Le récit du Portrait de Jennie n’est que l’un des fils du nouveau roman de Philippe Forest. Le narrateur nous convie par ailleurs, dans une alternance savamment orchestrée, à une visite guidée du Metropolitan Museum of Art de New York autour de quelques toiles de peintres américains. Chaque chapitre s’intéresse à un tableau qui entre en résonance avec l’histoire d’Adams et avec la vie de l’auteur. La plume de Philippe Forest se fait pinceau, notamment dans de très belles descriptions de paysages enneigés. Les arts se mêlent, tout comme les œuvres se confondent avec le réel, rendant impossible de déterminer ce qui relève ou non de l’imagination, du rêve, de l’hallucination. La fin du roman parachève très habilement ce brouillage des frontières entre fiction et réalité. Le lecteur s’y perd, avec ravissement.

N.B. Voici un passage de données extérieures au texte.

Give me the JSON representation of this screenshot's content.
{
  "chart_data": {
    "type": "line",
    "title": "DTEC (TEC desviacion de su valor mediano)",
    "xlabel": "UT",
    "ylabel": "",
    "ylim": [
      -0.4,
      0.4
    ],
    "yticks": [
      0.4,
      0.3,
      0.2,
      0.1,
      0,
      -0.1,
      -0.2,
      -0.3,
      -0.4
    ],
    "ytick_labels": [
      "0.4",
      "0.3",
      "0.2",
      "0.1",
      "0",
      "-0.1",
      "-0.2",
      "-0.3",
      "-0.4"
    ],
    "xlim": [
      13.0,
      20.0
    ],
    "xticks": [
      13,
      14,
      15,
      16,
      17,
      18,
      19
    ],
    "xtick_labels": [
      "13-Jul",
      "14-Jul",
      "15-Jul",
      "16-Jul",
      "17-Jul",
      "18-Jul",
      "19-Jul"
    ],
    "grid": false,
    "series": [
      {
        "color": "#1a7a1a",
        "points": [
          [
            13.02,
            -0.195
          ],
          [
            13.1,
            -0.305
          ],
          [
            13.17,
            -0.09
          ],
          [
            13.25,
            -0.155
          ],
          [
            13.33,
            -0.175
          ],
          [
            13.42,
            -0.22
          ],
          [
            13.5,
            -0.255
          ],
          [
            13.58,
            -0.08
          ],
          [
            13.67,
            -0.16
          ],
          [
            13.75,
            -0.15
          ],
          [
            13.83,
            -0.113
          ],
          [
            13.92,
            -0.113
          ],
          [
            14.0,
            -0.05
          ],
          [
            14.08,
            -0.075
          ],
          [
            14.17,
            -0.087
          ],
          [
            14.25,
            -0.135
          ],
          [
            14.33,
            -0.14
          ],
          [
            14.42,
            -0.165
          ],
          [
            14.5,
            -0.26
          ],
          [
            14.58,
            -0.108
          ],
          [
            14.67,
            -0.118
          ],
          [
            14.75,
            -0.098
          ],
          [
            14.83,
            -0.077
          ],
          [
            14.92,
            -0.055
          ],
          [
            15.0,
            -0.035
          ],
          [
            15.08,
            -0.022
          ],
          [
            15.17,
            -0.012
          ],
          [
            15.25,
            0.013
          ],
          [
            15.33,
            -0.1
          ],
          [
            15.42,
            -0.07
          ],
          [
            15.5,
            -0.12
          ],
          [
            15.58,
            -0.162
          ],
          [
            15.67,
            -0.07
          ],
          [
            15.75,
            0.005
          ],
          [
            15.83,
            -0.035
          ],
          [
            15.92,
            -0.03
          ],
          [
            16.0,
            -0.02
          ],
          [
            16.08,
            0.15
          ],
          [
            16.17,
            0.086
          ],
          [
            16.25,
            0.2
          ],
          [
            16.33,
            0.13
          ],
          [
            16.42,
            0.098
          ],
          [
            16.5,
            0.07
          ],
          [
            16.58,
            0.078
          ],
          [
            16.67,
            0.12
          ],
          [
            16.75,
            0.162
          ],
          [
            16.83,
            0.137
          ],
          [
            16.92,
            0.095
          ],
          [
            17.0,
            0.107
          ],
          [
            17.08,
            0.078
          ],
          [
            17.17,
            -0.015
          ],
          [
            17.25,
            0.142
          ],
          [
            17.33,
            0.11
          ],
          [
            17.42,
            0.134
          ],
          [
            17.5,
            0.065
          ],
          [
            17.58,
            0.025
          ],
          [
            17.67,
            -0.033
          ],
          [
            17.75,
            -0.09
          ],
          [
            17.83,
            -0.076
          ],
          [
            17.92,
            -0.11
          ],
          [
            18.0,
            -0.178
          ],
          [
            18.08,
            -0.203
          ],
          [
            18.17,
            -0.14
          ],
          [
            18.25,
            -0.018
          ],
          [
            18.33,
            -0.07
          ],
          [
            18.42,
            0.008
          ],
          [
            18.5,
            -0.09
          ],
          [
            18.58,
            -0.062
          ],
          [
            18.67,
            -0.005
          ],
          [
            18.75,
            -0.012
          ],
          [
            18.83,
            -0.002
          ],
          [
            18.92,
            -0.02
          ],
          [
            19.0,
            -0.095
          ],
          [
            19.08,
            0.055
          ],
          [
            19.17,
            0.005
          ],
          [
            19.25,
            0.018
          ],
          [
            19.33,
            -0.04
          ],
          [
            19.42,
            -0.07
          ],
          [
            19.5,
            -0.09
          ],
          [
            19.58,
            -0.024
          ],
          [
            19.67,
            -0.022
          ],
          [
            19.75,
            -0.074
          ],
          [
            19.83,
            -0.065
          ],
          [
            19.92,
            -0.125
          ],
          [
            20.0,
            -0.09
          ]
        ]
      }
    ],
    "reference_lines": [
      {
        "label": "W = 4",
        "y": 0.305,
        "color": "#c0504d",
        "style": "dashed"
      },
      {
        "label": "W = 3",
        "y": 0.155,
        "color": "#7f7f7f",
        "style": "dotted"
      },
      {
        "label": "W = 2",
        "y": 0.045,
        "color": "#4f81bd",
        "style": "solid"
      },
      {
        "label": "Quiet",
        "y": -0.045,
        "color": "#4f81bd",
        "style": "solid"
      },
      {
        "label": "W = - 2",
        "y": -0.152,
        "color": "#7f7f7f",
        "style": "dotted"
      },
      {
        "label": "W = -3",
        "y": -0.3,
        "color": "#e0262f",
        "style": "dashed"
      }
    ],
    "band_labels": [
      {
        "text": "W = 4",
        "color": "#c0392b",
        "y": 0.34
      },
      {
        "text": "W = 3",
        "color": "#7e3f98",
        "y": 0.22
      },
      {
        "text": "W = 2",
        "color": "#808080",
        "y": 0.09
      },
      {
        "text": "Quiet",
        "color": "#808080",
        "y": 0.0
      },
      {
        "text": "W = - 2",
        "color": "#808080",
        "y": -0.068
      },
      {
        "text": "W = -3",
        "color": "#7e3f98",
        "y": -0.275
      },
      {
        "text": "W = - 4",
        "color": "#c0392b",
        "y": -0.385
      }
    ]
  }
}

Philippe Forest l’a dit et répété, il ne croit pas à la littérature de résilience. Si l’Art ne guérit pas, il permet néanmoins de maintenir un dialogue avec l’être disparu : « Depuis le début, avec chacune des histoires que je raconte, je peins le même portrait, je le fais avec l'idée que si un jour j'y parviens vraiment, il rendra la vie à ce que j'ai perdu. D'une certaine façon, en tout cas. Bien sûr, je n'y crois pas. […] Mais si je recommence, sans doute est-ce parce que j'y crois quand même un peu. » Et le lecteur y croit avec lui.
Et personne ne sait, Philippe Forest, Gallimard, 2025, 123 pages.